Getting good IVs isn't hard. It's tedious. A test of patience, rather than a test of skill. Yet why do we do it? Because it's pretty much required in order to get your Pokémon as good as it can be, and as good as it needs to be for competitive battles. If GameFreak wants to insist on sticking to the "every Pokémon is different" thing, well, IVs will remain as a roadblock to many. I've never delved any deep into it, simply because I won't bother to invest the time to play dice with the RNG. I know my Pokémon will be suboptimal, and I guess I would have lost many battles due to the fact (if I had ever played a competitive battle, that is), but going further into it is too much of a hassle, Destiny Knot be damned.
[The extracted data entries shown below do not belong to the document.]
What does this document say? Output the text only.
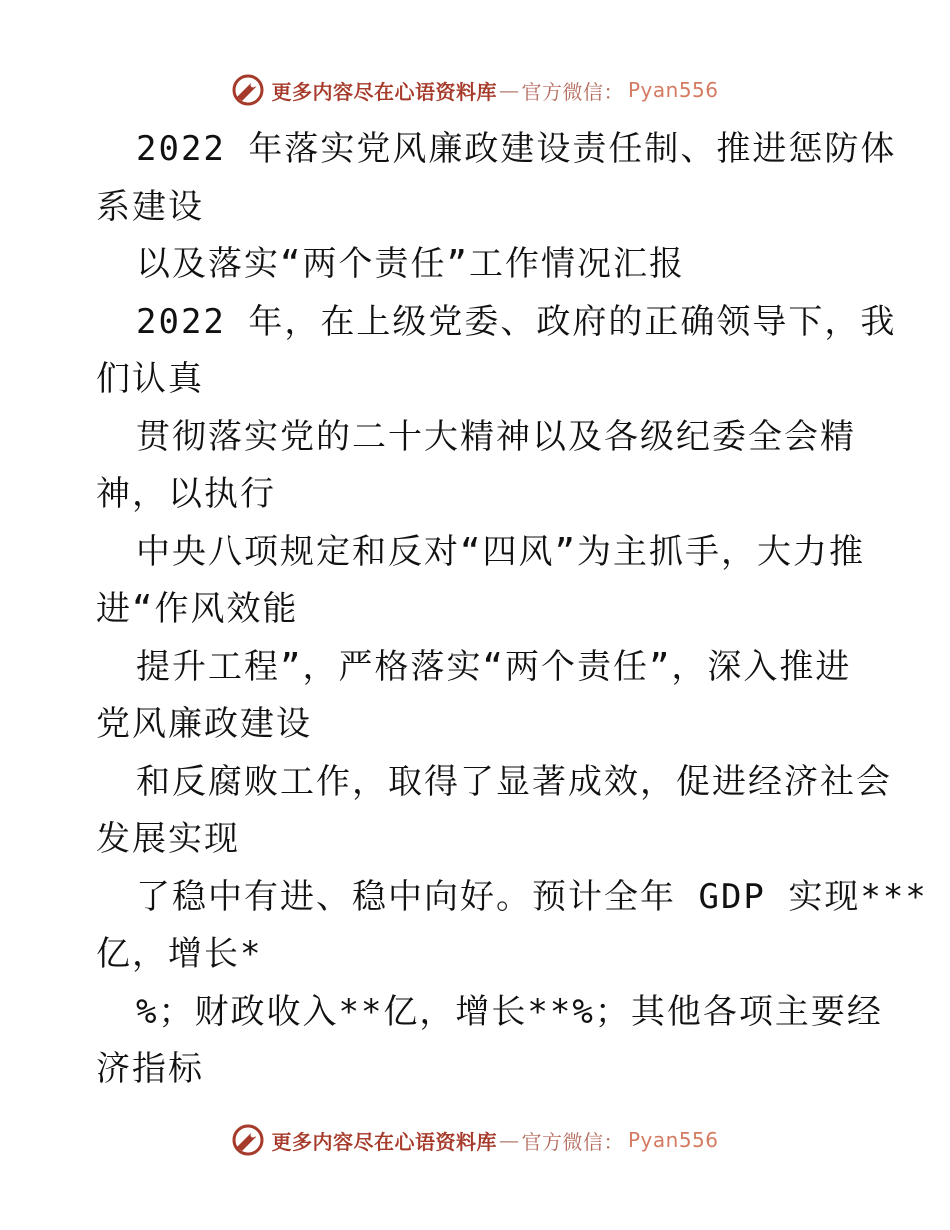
更多内容尽在心语资料库 — 官方微信： Pyan556
2022 年落实党风廉政建设责任制、推进惩防体
系建设
以及落实“两个责任”工作情况汇报
2022 年，在上级党委、政府的正确领导下，我
们认真
贯彻落实党的二十大精神以及各级纪委全会精
神，以执行
中央八项规定和反对“四风”为主抓手，大力推
进“作风效能
提升工程”，严格落实“两个责任”，深入推进
党风廉政建设
和反腐败工作，取得了显著成效，促进经济社会
发展实现
了稳中有进、稳中向好。预计全年 GDP 实现***
亿，增长*
%；财政收入**亿，增长**%；其他各项主要经
济指标
更多内容尽在心语资料库 — 官方微信： Pyan556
Just about any improvement GameFreak could implement would be a welcome lowering of the bar for people to get into cartridge competitive battling. My solution above would keep the element of "breeding for perfection", but you'd only have to do it once or twice per Egg group, drastically increasing your reward for managing to learn it (not to mention it'd help a lot of people by spitback spreading over the GTS). An "Eggnalyzer" or whatever to check IVs before hatching eggs would be another improvement - it'd take the most grindy bit out of the IV breeding.
Having IVs count only up to a certain level - say, 50 - would keep every Pokémon unique in training, then they'd all converge in usefulness as they levelled up. Or temporarily alter participant Pokémon's IVs in tournaments, or... heck, I don't know. Just about anything would help the honestly pretty crappy state of Pokémon genetics as of today. At the moment, good IVs don't give an advantage - rather, non-perfect ones give you a disadvantage, and acquiring perfect IVs is frustrating, tedious, slow, random and awfully grindy.
Worst thing is, this shouldn't even be an unpopular opinion. Guess I could say something about GameFreak setting up a bad system and only caring to fix it halfway when it became apparent that "hacking" was pretty much mandatory for people to unlock the full potential of the games - ignoring that the prime motivation for people to exploit hacks was because not doing it yielded a massive disadvantage in the tournament play environment GameFreak themselves endorse, support and even host.
EDIT TO MAKE THIS UNPOPULAR: Yes, I do reserve the right to call RNG manipulation "hack exploiting" even though no external tools were in use, because it required somebody to at some point reverse engineer a significant part of the game's code, then for people to do stuff like changing the game's clock, counting frames, and a bunch of other stuff that clearly was never meant to be part of the game experience when the games were designed.